Post Edited (confussled) : 3/14/2008 1:06:10 AM (GMT-6)
The shortness of breath may be due to the kidneys struggling. You mentioned that she was only urinating on occasion, and this too may be another sign. When the kidneys are struggling, the acids build up in the blood making it hard for the blood to carry oxygen. My mum had renal failure aswell in her final stages, she was placed on life support to help her breathe better and also put on dialysis at the same time to help her kidney function. My mum also didnt want any treatment and refused to be placed into hospital and checked herself out overy time we called an ambulance to take her there.
Keep your chin up.
confussled, what a wonderful gift you are giving your mom. The time you are spending now with her is so precious and you have three kids too. As far as what to expect it is for certain that she will deteriorate quickly. If she becomes more demanding and even mean that is part of the toxicicity that is building up. The toxins travel up to the brain thru the blood flow and causes all the mental distress she is in. As the toxins build up she gets more and more confused. Combined with her not eating and drinking such a small amount of fluids she increases the toxicity. All these symptoms are very common with advanced encephalopathy. Her kidneys and other organs are all affected. It will probably come to the point that she goes into a coma and if so believe me it is a blessing for her. I just went thru this same issue with my own mother in November 07. It is heartbreaking to watch I know (as do many others who post on this site). We put her in our local Hospice facility when she started falling down and wondering in the house. She would have really hurt herself if we had not placed her there. It wasn't as difficult to put her in Hospice as I had imagined. For us it was a saftey issue. The care they gave her was absolutely wonderful. She was in agonizing pain toward the end and they kept her painfree with pain medication. It is depressing for us as caregivers but a blessing as well for everyone involved especially the patient. My thoughts are with you and know that your are doing everything you can to make her time with you memorable and comfortable. GOD Bless.
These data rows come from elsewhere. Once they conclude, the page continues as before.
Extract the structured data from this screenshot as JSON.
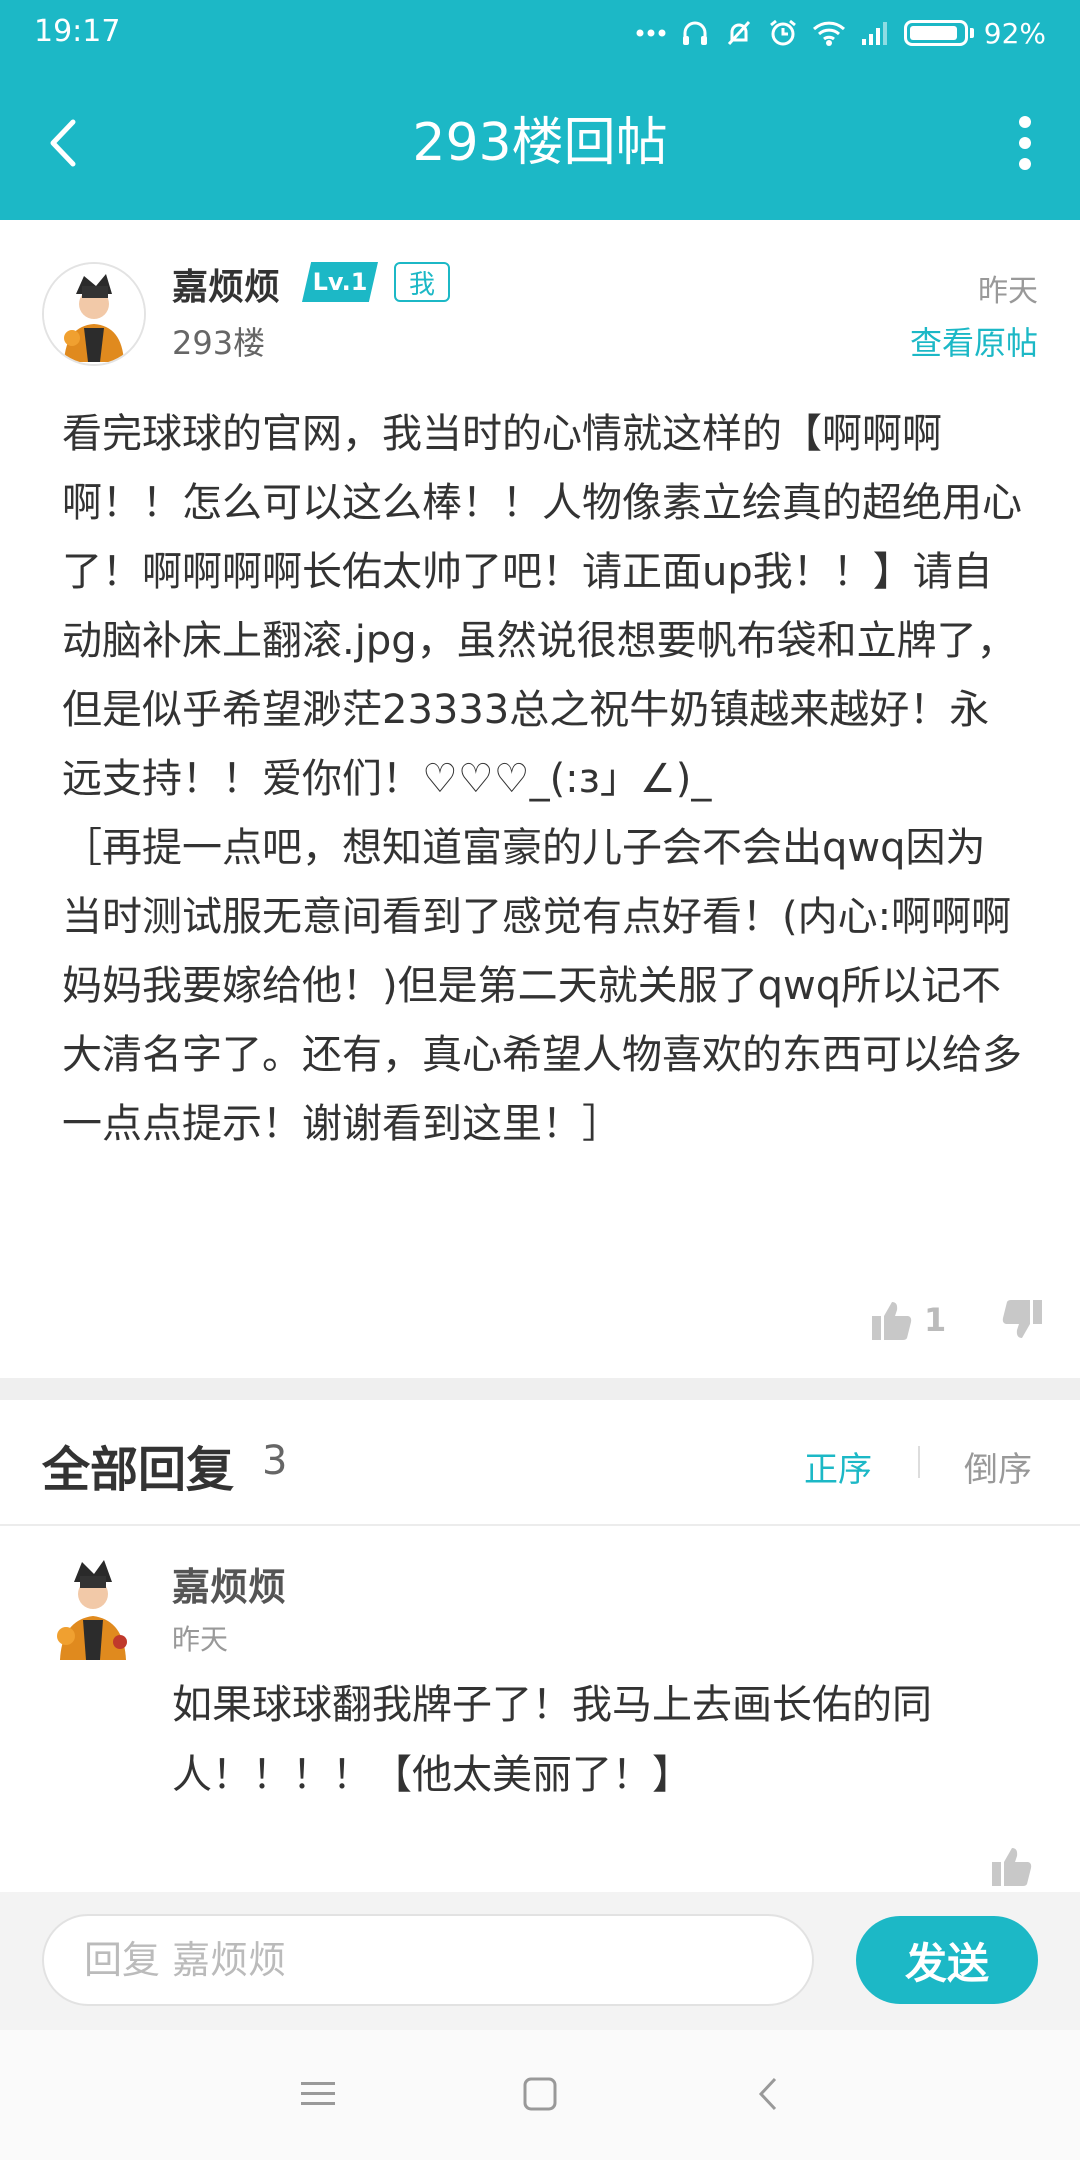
{
  "status_bar": {
    "time": "19:17",
    "battery_percent": "92%",
    "battery_level": 0.92
  },
  "app_bar": {
    "title": "293楼回帖"
  },
  "post": {
    "author": "嘉烦烦",
    "level_badge": "Lv.1",
    "me_badge": "我",
    "floor": "293楼",
    "time": "昨天",
    "view_original": "查看原帖",
    "body": "看完球球的官网，我当时的心情就这样的【啊啊啊啊！！怎么可以这么棒！！人物像素立绘真的超绝用心了！啊啊啊啊长佑太帅了吧！请正面up我！！】请自动脑补床上翻滚.jpg，虽然说很想要帆布袋和立牌了，但是似乎希望渺茫23333总之祝牛奶镇越来越好！永远支持！！爱你们！♡♡♡_(:з」∠)_\n［再提一点吧，想知道富豪的儿子会不会出qwq因为当时测试服无意间看到了感觉有点好看！(内心:啊啊啊妈妈我要嫁给他！)但是第二天就关服了qwq所以记不大清名字了。还有，真心希望人物喜欢的东西可以给多一点点提示！谢谢看到这里！］",
    "like_count": "1"
  },
  "replies": {
    "title": "全部回复",
    "count": "3",
    "sort_asc": "正序",
    "sort_desc": "倒序",
    "items": [
      {
        "author": "嘉烦烦",
        "time": "昨天",
        "text": "如果球球翻我牌子了！我马上去画长佑的同人！！！！【他太美丽了！】"
      }
    ]
  },
  "input_bar": {
    "placeholder": "回复 嘉烦烦",
    "send_label": "发送"
  },
  "colors": {
    "accent": "#1cb8c6",
    "text": "#333333",
    "muted": "#999999"
  },
  "icons": [
    "back-arrow-icon",
    "more-vertical-icon",
    "thumbs-up-icon",
    "thumbs-down-icon",
    "menu-icon",
    "home-icon",
    "back-nav-icon"
  ]
}
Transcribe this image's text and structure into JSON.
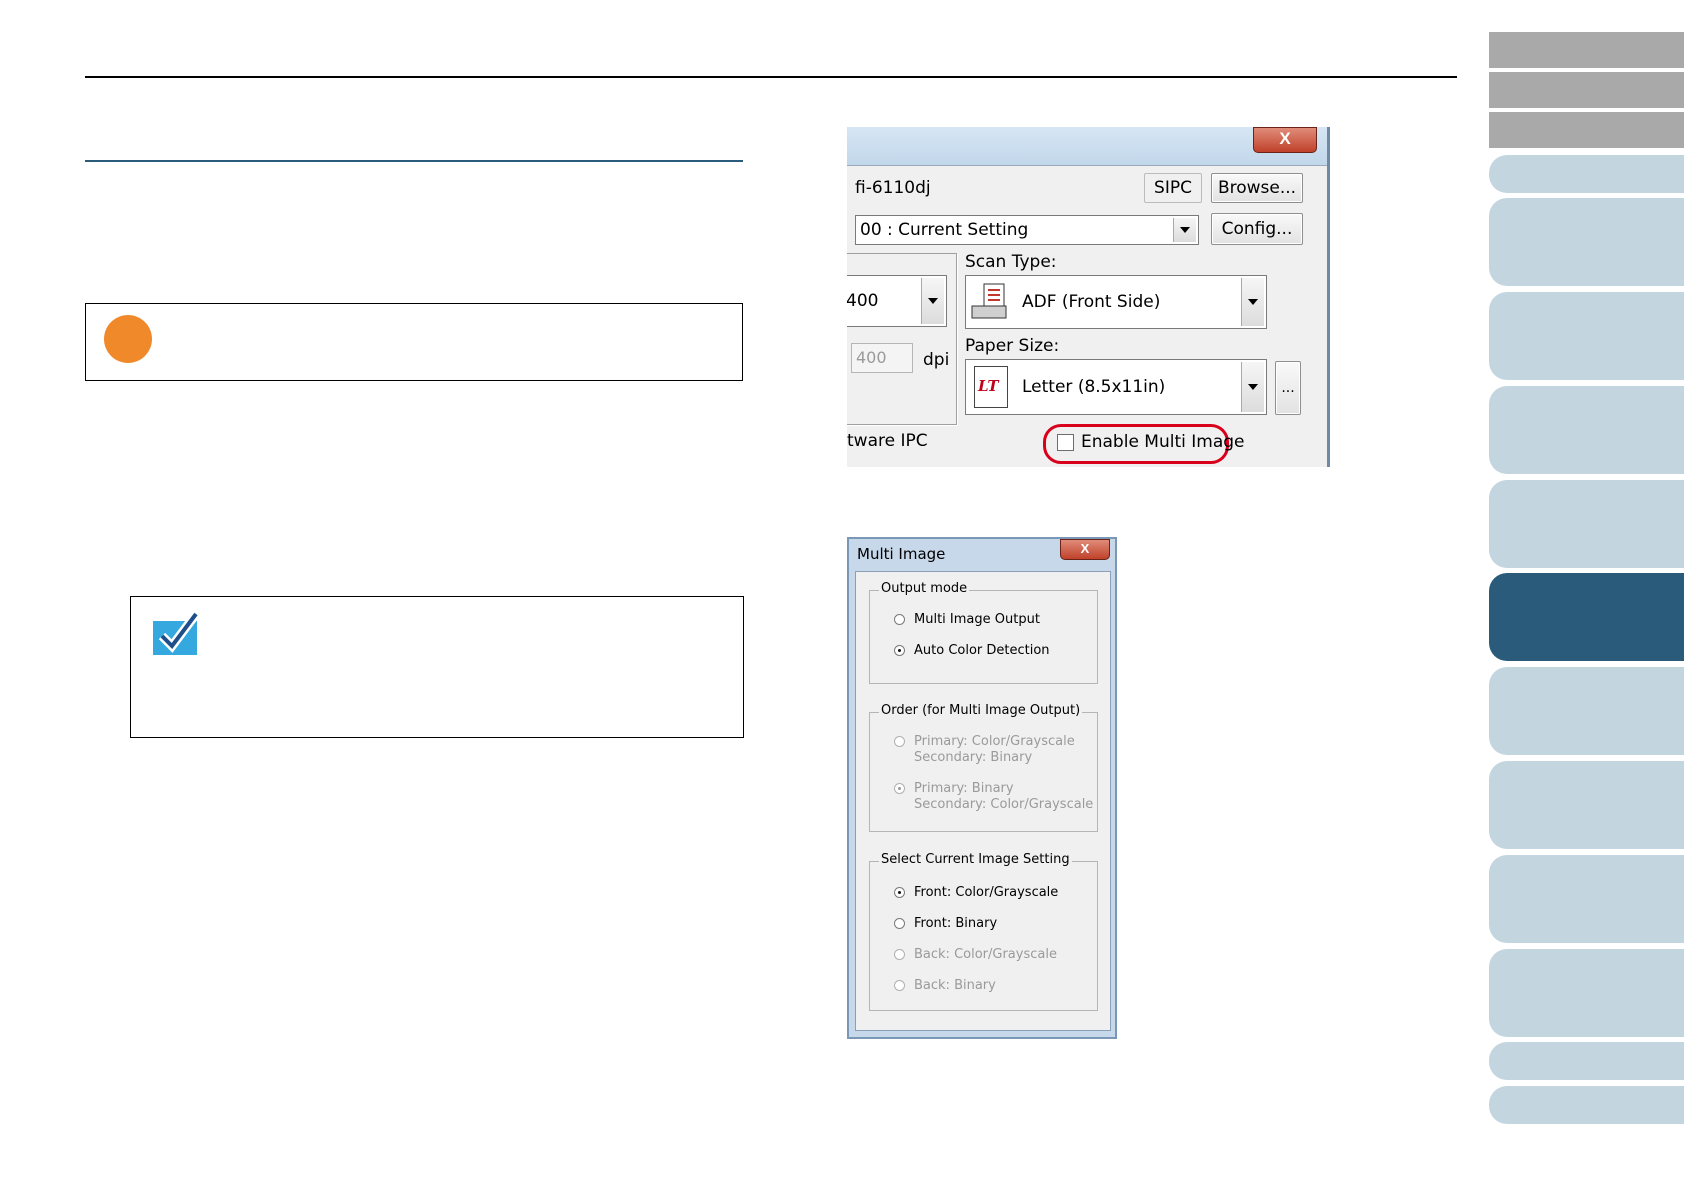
{
  "shot1": {
    "close_label": "X",
    "scanner_name": "fi-6110dj",
    "driver_name": "SIPC",
    "browse_label": "Browse...",
    "setting_value": "00 : Current Setting",
    "config_label": "Config...",
    "resolution_value": "400",
    "custom_resolution_value": "400",
    "dpi_label": "dpi",
    "scan_type_label": "Scan Type:",
    "scan_type_value": "ADF (Front Side)",
    "paper_size_label": "Paper Size:",
    "paper_size_value": "Letter (8.5x11in)",
    "paper_icon_text": "LT",
    "more_label": "...",
    "ipc_label": "tware IPC",
    "multi_image_checkbox": "Enable Multi Image",
    "highlight_color": "#d9001b"
  },
  "shot2": {
    "title": "Multi Image",
    "close_label": "X",
    "output_mode": {
      "legend": "Output mode",
      "options": [
        "Multi Image Output",
        "Auto Color Detection"
      ]
    },
    "order": {
      "legend": "Order (for Multi Image Output)",
      "options": [
        [
          "Primary: Color/Grayscale",
          "Secondary: Binary"
        ],
        [
          "Primary: Binary",
          "Secondary: Color/Grayscale"
        ]
      ]
    },
    "select_current": {
      "legend": "Select Current Image Setting",
      "options": [
        "Front: Color/Grayscale",
        "Front: Binary",
        "Back: Color/Grayscale",
        "Back: Binary"
      ]
    }
  },
  "colors": {
    "accent": "#2a5b7a",
    "attention": "#f0892a",
    "tab_light": "#c3d5df",
    "tab_gray": "#a9a9a9"
  },
  "icons": {
    "attention": "attention-dot-icon",
    "hint": "checkmark-hint-icon"
  }
}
Confussled, I agree that it may be time for you to speak with her doctor about hospice. Don't feel guilty--they can provide care that you are simply unable to. They are also very knowledgeable about the stages of dying. If she IS experiencing pain, they can coordinate her pain medication. If your mom goes into a nursing home or hospice home, perhaps they can provide her with nicotine patches to get through the bad withdrawal stages. The fact that they are probably not good for the liver is a moot point right now. Knowing that I had hep C, but also being aware that I had a 2-pack a day habit for 40 years...when I was hospitalized in a spica (body) cast for weeks following a hip surgery, the medical staff provided me with a daily nicotine patch from Day 1. And that was when I quit smoking for good...over 5 years ago (yay me!)
It's wonderful that you were able to get her outside for a bit today and that she wanted to go. She may still have occasional "good" days like this one.
I do understand how very difficult and stressful the caretaking is. A former b.f. and I had his mother at home with us when she was dying of colon cancer. We both worked full time and had a nurse there when we were at work, but as soon as one of us got home, the nurse left. And there were several times when we got calls saying she had a high fever or some other complication, and an ambulance had been called, so one of us had to leave work and it was usually me, since my b.f. worked in the next state and commuted. The nights were very difficult. We both ended up losing our jobs (this was years ago before new laws), in great part due to the caretaking, and had to end up putting her in a hospice facility anyway prior to her death.
Some of the best advice that has been given to you is to take a little time for yourself each day.